Unkrautbekämpfung; Felderbegehungen

Die Rüben, die vor Ostern gesät wurden, sind gut aufgelaufen. Die Unkrautbekämpfung sollte in diesen Beständen, soweit noch nicht geschehen, durchgeführt werden.
Empfehlung bei Normalverunkrautung im Keimblattstadium:
Betanal maxxPro 1,0 – 1,25 l/ha + Goltix Titan 1,5 l/ha oder Metafol SC 1,0-1,25 l/ha
Probleme treten teils mit der Altverunkrautung aus dem Winter auf. Bei der Saatbettbereitung wurden diese Unkräuter oft nicht beseitigt, sondern nur etwas versetzt und sind bei den feuchten Bodenverhältnissen wieder angewachsen. Erfahrungen aus früheren Jahren zeigen, dass diese relativ großen Pflanzen viel Wirkstoff der Rübenherbizide aufnehmen und nach den drei NAK-Behandlungen meist keine Probleme bereiten.
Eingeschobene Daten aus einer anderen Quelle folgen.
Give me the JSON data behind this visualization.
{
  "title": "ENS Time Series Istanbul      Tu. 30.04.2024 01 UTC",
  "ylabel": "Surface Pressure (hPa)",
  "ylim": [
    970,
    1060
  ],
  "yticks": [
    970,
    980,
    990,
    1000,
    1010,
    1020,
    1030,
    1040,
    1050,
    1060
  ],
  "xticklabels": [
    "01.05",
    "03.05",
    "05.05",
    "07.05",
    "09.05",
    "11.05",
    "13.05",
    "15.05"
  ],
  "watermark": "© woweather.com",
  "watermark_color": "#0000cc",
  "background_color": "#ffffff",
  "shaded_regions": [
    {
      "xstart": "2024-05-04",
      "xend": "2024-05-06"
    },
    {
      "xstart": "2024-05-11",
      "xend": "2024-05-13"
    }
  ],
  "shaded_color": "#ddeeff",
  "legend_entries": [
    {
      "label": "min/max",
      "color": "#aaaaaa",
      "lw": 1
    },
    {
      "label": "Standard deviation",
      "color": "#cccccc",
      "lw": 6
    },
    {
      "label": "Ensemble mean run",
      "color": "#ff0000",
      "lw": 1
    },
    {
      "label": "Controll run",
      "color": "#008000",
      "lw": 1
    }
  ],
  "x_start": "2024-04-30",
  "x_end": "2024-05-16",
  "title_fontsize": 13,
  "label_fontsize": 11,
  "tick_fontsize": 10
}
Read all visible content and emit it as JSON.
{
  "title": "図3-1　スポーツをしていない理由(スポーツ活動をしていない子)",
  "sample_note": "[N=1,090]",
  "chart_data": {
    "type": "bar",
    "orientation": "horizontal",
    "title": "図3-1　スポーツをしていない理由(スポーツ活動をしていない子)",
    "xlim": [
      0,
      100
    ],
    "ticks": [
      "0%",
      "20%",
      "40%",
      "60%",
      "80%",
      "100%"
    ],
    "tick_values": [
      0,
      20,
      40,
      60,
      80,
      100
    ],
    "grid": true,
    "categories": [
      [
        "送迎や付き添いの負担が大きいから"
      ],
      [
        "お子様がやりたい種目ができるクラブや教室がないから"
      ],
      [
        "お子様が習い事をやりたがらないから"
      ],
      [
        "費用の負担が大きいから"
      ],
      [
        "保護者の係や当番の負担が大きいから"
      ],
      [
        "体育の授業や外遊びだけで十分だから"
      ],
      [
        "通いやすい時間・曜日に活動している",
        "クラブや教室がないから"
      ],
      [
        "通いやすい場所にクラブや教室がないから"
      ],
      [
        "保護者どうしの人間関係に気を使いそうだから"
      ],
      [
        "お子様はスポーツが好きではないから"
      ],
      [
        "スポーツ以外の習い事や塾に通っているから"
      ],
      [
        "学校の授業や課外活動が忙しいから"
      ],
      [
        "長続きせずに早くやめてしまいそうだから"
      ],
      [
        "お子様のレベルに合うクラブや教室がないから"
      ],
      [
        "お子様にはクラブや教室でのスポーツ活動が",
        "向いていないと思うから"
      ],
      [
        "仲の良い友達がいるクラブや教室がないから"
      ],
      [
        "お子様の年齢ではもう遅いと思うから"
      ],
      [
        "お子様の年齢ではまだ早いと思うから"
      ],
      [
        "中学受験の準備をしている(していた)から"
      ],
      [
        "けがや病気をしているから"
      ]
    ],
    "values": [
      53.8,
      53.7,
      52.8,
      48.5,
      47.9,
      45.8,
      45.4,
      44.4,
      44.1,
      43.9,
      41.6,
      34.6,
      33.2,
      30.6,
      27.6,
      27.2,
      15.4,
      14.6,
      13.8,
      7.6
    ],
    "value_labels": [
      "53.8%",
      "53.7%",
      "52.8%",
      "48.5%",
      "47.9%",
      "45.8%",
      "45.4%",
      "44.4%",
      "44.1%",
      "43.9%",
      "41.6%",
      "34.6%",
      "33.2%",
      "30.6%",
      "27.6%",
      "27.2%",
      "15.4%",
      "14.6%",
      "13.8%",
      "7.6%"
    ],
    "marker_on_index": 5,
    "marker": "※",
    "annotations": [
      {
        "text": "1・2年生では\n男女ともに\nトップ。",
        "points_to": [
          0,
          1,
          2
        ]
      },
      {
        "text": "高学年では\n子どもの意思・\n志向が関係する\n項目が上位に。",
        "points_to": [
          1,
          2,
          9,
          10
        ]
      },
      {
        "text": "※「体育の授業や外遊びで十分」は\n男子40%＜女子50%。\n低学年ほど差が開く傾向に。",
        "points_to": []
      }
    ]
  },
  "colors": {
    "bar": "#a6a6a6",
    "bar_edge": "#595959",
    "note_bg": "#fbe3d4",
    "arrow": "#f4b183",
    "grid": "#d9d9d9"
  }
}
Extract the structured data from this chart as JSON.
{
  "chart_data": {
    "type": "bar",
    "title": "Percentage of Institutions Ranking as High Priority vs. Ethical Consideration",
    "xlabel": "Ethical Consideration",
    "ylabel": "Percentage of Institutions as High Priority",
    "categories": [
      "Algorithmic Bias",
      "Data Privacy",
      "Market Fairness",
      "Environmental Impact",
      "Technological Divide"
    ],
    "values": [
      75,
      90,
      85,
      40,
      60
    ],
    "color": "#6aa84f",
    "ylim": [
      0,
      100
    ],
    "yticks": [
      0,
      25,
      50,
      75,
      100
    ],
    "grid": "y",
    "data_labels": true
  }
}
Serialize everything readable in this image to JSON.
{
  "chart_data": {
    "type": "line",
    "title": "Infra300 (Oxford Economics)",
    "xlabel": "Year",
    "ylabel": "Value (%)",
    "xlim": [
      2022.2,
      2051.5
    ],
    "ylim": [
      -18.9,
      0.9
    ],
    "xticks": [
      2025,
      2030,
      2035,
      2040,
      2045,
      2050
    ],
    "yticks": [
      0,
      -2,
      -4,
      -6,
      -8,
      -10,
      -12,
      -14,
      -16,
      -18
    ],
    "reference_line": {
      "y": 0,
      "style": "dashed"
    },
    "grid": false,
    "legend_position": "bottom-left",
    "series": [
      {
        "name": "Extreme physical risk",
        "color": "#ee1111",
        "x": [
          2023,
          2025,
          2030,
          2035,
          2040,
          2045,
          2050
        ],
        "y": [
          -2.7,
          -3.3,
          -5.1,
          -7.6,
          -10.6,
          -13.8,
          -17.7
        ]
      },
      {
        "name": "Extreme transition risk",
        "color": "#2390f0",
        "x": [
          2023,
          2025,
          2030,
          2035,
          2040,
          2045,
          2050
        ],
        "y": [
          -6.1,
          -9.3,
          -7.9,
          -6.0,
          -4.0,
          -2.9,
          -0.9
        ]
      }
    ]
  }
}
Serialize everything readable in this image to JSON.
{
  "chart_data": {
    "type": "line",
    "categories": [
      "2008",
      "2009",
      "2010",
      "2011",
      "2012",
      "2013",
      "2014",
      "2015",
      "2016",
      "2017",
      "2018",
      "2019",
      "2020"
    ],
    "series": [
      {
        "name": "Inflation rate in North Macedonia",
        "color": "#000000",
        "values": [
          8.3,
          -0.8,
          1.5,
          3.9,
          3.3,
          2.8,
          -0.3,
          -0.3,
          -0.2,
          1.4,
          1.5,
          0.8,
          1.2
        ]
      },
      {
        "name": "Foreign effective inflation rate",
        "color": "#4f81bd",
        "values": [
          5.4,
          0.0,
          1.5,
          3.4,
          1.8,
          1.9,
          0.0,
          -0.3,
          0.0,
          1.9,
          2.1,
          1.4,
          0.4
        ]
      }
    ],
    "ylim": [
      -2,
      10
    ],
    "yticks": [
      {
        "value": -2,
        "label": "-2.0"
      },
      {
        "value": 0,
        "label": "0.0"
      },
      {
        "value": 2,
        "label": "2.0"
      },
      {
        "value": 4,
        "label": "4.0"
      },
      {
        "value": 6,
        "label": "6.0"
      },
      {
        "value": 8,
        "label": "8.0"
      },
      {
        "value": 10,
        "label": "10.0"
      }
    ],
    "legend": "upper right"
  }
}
Nach dem Anbau von Zwischenfruchtmischungen im Rahmen der Greening-Maßnahmen stehen häufiger große Pflanzen von Phacelia, Ölrettich oder auch Kleearten. Bei Phacelia und Ölrettich wurden mit der Zumischung von Debut in der 2. und 3. NAK gute Erfolge erzielt. Zur Bekämpfung von Kleearten ist Lontrel beizumischen.
In Folge des milden Winters stehen auch weitentwickelte Gräser, Ackerfuchsschwanz und Ausfallgetreide, in machen Beständen. Zur sicheren Bekämpfung ist die Solo-Behandlung mit voller Aufwandmenge der Gräserherbizide einer Splittingspritzung vorzuziehen. Die Gräserbekämpfung sollt im Abstand von ca. 3 Tagen zur Unkrautbehandlung erfolgen.

Weitere Informationen erhalten Sie bei den Felderbegehungen, die am Freitag, den 15. April in Rheinhessen und am Mittwoch, den 20. April in der Pfalz durchgeführt werden. Die genauen Termine und Treffpunkte finden sie in BISZ und den Wochenblättern.